The right hon. Lady says that she has an open mind about 11-plus examinations, that she is in favour of comprehensive schools but that she is not in favour of a complete comprehensive system of education. She asks those who believe in the retention of grammar schools to be vocal in their interests. However she does not ask people who believe in a comprehensive system of education to be equally vocal. If this is a matter which must be left to individuals to decide, why does not the right hon. Lady ask them to be just as vocal?

It is high time that the Government told us the sort of education system in which they believe so that we know exactly where we are. At present they do not set any educational end goal, and they have no long-term strategy. This attitude cannot be allowed to continue [column 1741]indefinitely because it is unfair to thousands of children. No one can ignore the educational chaos which is resulting from this lack of policy.

We who oppose selection argue that one of the worst elements of the tripartite system was that grammar school availability differed between 12 per cent. and 45 per cent. throughout the country and that a child's chance of getting to a grammar school and his chance of success was linked to where his parents lived as well as to the middle-class bias in selection. The development of comprehensive education was introduced to end this and other features of the selective system—but not if the Government can help it.

A child may be part of a good comprehensive scheme with no selection, he may go to a comprehensive in an area with selection, he may go to a secondary modern school with much the same situation as before, or he may go to a grammar school. It will depend on the luck of the education draw, and this is defended on the ground of educational freedom for parents. But that freedom has always been limited to a minority of people. The vast majority of working-class children in an area where there is still selection are discriminated against as a result and thousands lose out in the education draw.

We recognise the educational waste and lack of opportunity which results from such a policy. We believe in freedom in education. But the freedom in which we believe in relation to choice is delaying having to make decisions about children for as long as possible and not sending them to schools which set out simply to fulfil the prophecies that we have made about them by our biased judgments.

This debate has demonstrated a number of matters. One is that the country recognises the failure of a system of education which perpetuates selection and yet talks about a comprehensive system. We need to go on to talk about the content and philosophy of education and some of its values.

The debate has also shown what most educationists of any worth have demonstrated for a long time. It is that the educational tide is moving relentlessly forward in favour of the comprehensive [column 1742]system. The right hon.

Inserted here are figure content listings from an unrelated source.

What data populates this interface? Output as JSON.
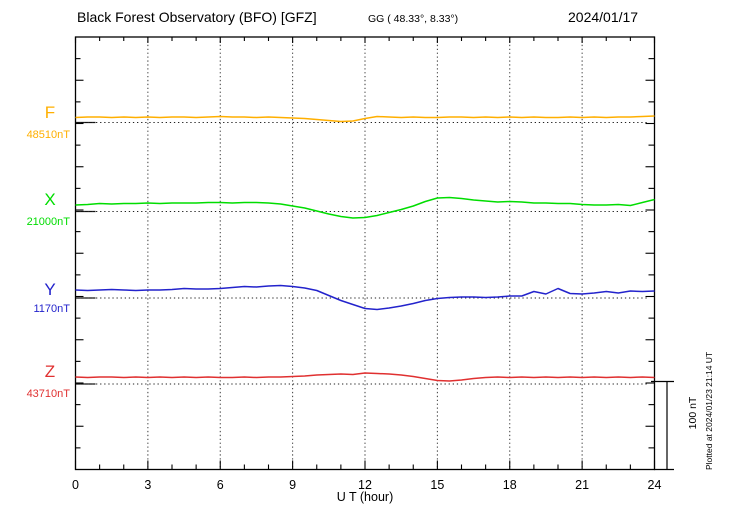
{
  "header": {
    "title": "Black Forest Observatory (BFO)  [GFZ]",
    "subtitle": "GG ( 48.33°,   8.33°)",
    "date": "2024/01/17"
  },
  "annotations": {
    "scale_bar_label": "100 nT",
    "plotted_at": "Plotted at 2024/01/23 21:14 UT"
  },
  "chart_data": {
    "type": "line",
    "title": "Black Forest Observatory (BFO) [GFZ] magnetogram, 2024/01/17",
    "xlabel": "U T (hour)",
    "x_ticks": [
      0,
      3,
      6,
      9,
      12,
      15,
      18,
      21,
      24
    ],
    "x_range_hours": [
      0,
      24
    ],
    "grid": "vertical dotted gridlines every 3 hours; dotted horizontal baseline under each trace; inward ticks on all four axes",
    "scale_bar": {
      "label": "100 nT",
      "span_nT": 100
    },
    "x_hours": [
      0,
      0.5,
      1,
      1.5,
      2,
      2.5,
      3,
      3.5,
      4,
      4.5,
      5,
      5.5,
      6,
      6.5,
      7,
      7.5,
      8,
      8.5,
      9,
      9.5,
      10,
      10.5,
      11,
      11.5,
      12,
      12.5,
      13,
      13.5,
      14,
      14.5,
      15,
      15.5,
      16,
      16.5,
      17,
      17.5,
      18,
      18.5,
      19,
      19.5,
      20,
      20.5,
      21,
      21.5,
      22,
      22.5,
      23,
      23.5,
      24
    ],
    "series": [
      {
        "name": "F",
        "base_label": "48510nT",
        "baseline_nT": 48510,
        "color": "#ffaf00",
        "deviation_nT": [
          2.9,
          3.5,
          3.5,
          2.9,
          3.5,
          2.9,
          3.5,
          2.9,
          3.5,
          3.5,
          2.9,
          3.5,
          4.1,
          3.5,
          3.5,
          2.9,
          3.5,
          2.9,
          2.3,
          1.7,
          0.6,
          -0.6,
          -1.7,
          -1.2,
          1.7,
          4.1,
          3.5,
          2.9,
          3.5,
          2.9,
          2.9,
          3.5,
          3.5,
          2.9,
          3.5,
          2.9,
          3.5,
          2.9,
          3.5,
          2.9,
          2.9,
          3.5,
          2.9,
          3.5,
          2.9,
          3.5,
          3.5,
          4.1,
          4.7
        ]
      },
      {
        "name": "X",
        "base_label": "21000nT",
        "baseline_nT": 21000,
        "color": "#00dd00",
        "deviation_nT": [
          4.7,
          5.2,
          6.4,
          5.8,
          6.4,
          6.4,
          7.0,
          6.4,
          7.0,
          7.0,
          7.0,
          7.6,
          7.6,
          7.0,
          7.6,
          7.6,
          7.0,
          5.8,
          3.5,
          1.2,
          -2.3,
          -5.8,
          -8.7,
          -10.5,
          -9.9,
          -7.6,
          -4.1,
          -0.6,
          3.5,
          8.7,
          12.8,
          13.4,
          12.2,
          10.5,
          9.3,
          8.1,
          8.7,
          8.1,
          7.0,
          7.0,
          6.4,
          6.4,
          5.2,
          4.7,
          4.7,
          5.2,
          4.1,
          7.6,
          11.0
        ]
      },
      {
        "name": "Y",
        "base_label": "1170nT",
        "baseline_nT": 1170,
        "color": "#2323cc",
        "deviation_nT": [
          6.4,
          5.8,
          6.4,
          7.0,
          6.4,
          5.8,
          6.4,
          6.4,
          7.0,
          8.1,
          7.6,
          7.6,
          8.1,
          9.3,
          10.5,
          9.9,
          11.0,
          11.6,
          10.5,
          8.7,
          5.8,
          0.0,
          -5.8,
          -10.5,
          -15.1,
          -16.3,
          -14.5,
          -12.2,
          -9.3,
          -5.8,
          -3.5,
          -2.3,
          -1.7,
          -1.7,
          -2.3,
          -1.7,
          -0.6,
          -0.6,
          4.7,
          1.7,
          8.1,
          2.3,
          1.7,
          2.9,
          4.7,
          2.9,
          5.2,
          4.7,
          5.2
        ]
      },
      {
        "name": "Z",
        "base_label": "43710nT",
        "baseline_nT": 43710,
        "color": "#e03030",
        "deviation_nT": [
          5.2,
          4.7,
          5.2,
          5.2,
          4.7,
          5.2,
          4.7,
          5.2,
          4.7,
          5.2,
          4.7,
          5.2,
          4.7,
          4.7,
          5.2,
          4.7,
          5.2,
          5.2,
          5.8,
          6.4,
          7.6,
          8.1,
          8.7,
          8.1,
          9.9,
          9.3,
          8.7,
          7.6,
          5.8,
          3.5,
          1.2,
          0.6,
          1.7,
          3.5,
          4.7,
          5.2,
          4.7,
          5.2,
          4.7,
          5.2,
          4.7,
          5.2,
          4.7,
          5.2,
          4.7,
          5.2,
          4.7,
          5.2,
          4.7
        ]
      }
    ]
  }
}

Lady may see herself as stemming that tide if she can. However she will find that Queen Canute is no more effective than was the male of the species of that name. She persists in saying that she has no strong views on the subject. If she continues to do that she is abdicating her responsibility to thousands of children who deserve a fair chance in education and who have not received it under the old tripartite system of education. Anyone who abdicates responsibility to thousands of children ought to abdicate her office as well.